Tuesday, May 18, 2010

Last Four Mistakes Dog Owners Make

In conclusion of the top TEN mistakes dog owners make, here are the remaining four mistakes. If you missed the others, please check the previous two blogs.

Mistake 7: Neglecting to Keep Your Pet Mentally Active
Why this is a mistake? Bored pets are more likely to get into trouble.

How to avoid it: Give your pets something to do. For a dog, that can mean having him hunt for food. Place a meal or treats in spots around the house for him to sniff out, or “feed him out of a food-dispensing puzzle toy instead of his bowl,” says Andrea Arden, author of Dog-Friendly Dog Training.

Mistake 8: Leaving a Pet Alone for Too Long

Why this is a mistake? A lack of proper companionship can lead to separation anxiety and destructive behaviors.

How to avoid it: “Don’t leave a puppy alone for eight hours.” Hire someone to watch him or drop him off at a doggie day-care center. Your puppy will need to learn how to be alone for a few hours each day, however, so “teach him to self-pacify almost immediately,” says Andrea Arden. Put him in a crate (or leash him to a stable object) a foot or two away from you, then gradually increase the distance over the course of a week. Then make sure that he spends escalating amounts of time alone in his crate or confined to a room. Break up the day for dogs of any age with a visit from a dog walker or a neighbor, and give your pet access to toys and visual stimuli.

Mistake 9: Failing to Make Your Home Pet-Friendly

Why this is a mistake? A dog without a cozy bed will end up on the couch.

How to avoid it: Dogs need spots where they can cuddle up and feel safe. “A dog needs a crate like a teenager needs a room,” says Arden. Provide a crate or a cozy bed, and make it taboo for your family to pester the dog while he’s in it.

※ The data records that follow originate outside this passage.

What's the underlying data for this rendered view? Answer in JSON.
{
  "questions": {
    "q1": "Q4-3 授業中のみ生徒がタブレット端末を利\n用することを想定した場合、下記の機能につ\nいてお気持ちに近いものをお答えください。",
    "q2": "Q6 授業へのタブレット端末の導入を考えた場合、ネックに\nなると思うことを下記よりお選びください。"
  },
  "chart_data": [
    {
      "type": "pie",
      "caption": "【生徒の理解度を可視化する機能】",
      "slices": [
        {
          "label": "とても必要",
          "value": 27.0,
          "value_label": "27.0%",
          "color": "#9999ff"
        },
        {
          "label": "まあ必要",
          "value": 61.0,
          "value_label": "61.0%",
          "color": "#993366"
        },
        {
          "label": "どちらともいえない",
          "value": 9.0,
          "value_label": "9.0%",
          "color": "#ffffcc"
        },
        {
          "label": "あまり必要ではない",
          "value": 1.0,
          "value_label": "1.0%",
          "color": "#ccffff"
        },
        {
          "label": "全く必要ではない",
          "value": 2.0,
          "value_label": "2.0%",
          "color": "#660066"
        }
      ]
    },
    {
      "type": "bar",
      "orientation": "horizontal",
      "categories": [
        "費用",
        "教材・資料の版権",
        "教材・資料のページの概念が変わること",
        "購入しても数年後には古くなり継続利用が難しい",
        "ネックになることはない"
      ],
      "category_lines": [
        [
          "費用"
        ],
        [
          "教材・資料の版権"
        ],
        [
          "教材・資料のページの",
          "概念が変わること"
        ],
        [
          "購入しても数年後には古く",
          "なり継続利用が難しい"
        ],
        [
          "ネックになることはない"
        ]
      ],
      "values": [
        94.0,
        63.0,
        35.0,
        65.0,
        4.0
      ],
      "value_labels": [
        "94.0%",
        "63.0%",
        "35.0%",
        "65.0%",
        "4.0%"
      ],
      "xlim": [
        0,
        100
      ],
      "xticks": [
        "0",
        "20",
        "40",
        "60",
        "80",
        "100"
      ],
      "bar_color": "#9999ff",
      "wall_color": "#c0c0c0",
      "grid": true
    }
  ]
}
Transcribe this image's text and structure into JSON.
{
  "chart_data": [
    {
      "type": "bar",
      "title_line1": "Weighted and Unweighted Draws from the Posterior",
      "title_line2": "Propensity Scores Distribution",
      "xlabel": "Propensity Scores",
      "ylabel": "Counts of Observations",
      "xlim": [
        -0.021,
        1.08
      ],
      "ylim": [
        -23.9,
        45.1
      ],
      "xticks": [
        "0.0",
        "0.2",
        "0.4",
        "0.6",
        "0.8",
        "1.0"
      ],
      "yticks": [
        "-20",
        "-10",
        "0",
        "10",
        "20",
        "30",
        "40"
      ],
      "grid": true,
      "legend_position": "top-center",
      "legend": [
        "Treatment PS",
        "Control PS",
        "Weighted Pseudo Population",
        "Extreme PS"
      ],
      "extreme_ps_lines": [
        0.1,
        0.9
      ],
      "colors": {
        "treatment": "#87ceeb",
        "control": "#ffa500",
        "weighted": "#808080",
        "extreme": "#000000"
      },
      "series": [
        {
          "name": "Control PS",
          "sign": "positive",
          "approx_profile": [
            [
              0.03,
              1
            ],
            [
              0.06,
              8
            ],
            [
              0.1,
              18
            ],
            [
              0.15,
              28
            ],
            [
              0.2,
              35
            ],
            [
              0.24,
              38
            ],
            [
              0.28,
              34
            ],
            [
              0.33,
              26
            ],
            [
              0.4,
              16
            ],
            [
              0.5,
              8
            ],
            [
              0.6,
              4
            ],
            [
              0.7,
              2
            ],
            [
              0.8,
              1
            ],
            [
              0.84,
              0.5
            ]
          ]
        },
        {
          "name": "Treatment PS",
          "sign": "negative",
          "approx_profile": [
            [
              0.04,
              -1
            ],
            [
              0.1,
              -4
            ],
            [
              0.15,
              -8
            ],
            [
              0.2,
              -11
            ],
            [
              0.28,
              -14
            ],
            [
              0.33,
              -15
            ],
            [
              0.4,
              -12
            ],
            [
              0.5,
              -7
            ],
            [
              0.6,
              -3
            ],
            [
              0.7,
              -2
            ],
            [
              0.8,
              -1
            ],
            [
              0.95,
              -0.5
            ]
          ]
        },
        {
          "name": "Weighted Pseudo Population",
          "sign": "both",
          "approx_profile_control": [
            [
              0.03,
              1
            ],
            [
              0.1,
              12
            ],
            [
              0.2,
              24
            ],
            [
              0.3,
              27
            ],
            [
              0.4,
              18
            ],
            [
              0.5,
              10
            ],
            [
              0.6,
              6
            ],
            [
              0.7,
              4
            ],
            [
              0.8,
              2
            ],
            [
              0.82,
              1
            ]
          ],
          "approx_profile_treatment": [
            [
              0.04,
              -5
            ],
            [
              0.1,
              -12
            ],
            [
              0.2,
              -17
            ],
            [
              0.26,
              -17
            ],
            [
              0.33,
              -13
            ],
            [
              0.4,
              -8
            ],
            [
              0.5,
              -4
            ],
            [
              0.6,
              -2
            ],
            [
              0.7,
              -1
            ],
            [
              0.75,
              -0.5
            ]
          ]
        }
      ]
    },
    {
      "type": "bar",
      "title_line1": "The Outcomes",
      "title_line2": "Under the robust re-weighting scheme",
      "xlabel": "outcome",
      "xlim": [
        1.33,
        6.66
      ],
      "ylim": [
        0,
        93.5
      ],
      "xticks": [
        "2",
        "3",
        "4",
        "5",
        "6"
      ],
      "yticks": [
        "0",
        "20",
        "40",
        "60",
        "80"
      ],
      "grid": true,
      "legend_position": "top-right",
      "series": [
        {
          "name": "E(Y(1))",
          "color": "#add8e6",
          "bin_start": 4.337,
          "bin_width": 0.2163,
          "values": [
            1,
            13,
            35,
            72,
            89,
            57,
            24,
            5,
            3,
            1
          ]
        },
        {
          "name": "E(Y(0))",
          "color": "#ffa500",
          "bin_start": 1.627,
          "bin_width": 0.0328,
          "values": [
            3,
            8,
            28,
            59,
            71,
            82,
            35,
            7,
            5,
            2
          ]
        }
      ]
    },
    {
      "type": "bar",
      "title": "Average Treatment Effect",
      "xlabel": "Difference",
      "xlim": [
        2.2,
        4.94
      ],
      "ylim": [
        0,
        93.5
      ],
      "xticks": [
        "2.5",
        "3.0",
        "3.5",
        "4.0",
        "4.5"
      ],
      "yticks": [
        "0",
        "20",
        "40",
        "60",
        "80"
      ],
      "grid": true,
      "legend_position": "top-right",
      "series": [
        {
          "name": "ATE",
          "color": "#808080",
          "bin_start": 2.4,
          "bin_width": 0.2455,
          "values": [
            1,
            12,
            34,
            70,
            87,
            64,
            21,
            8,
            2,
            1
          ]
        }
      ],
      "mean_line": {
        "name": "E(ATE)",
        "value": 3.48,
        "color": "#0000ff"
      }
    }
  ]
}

Mistake 10: Punishing Your Pet

Why this is a mistake? You might think Bowser knows you are screaming at him because he ate the loaf of bread on the counter, but he will not connect your behavior with his action.

How to avoid it: Never physically punish your pet; he will just learn to fear you. It is OK to startle a pet out of a behavior, but only if you catch him in the act. Command him with a firm “No!” or “Down!” and he will connect the reaction with what he is doing and learn that it is not OK. Otherwise, the punishment should come from the environment. Teach a dog to stay away from the counter, by arranging sheet pans in a pile that will clatter to the floor. The counter, not you, will become the thing to fear.

I hope you have found some helpful information from reading the series of blogs relating to the common mistakes dog owners make.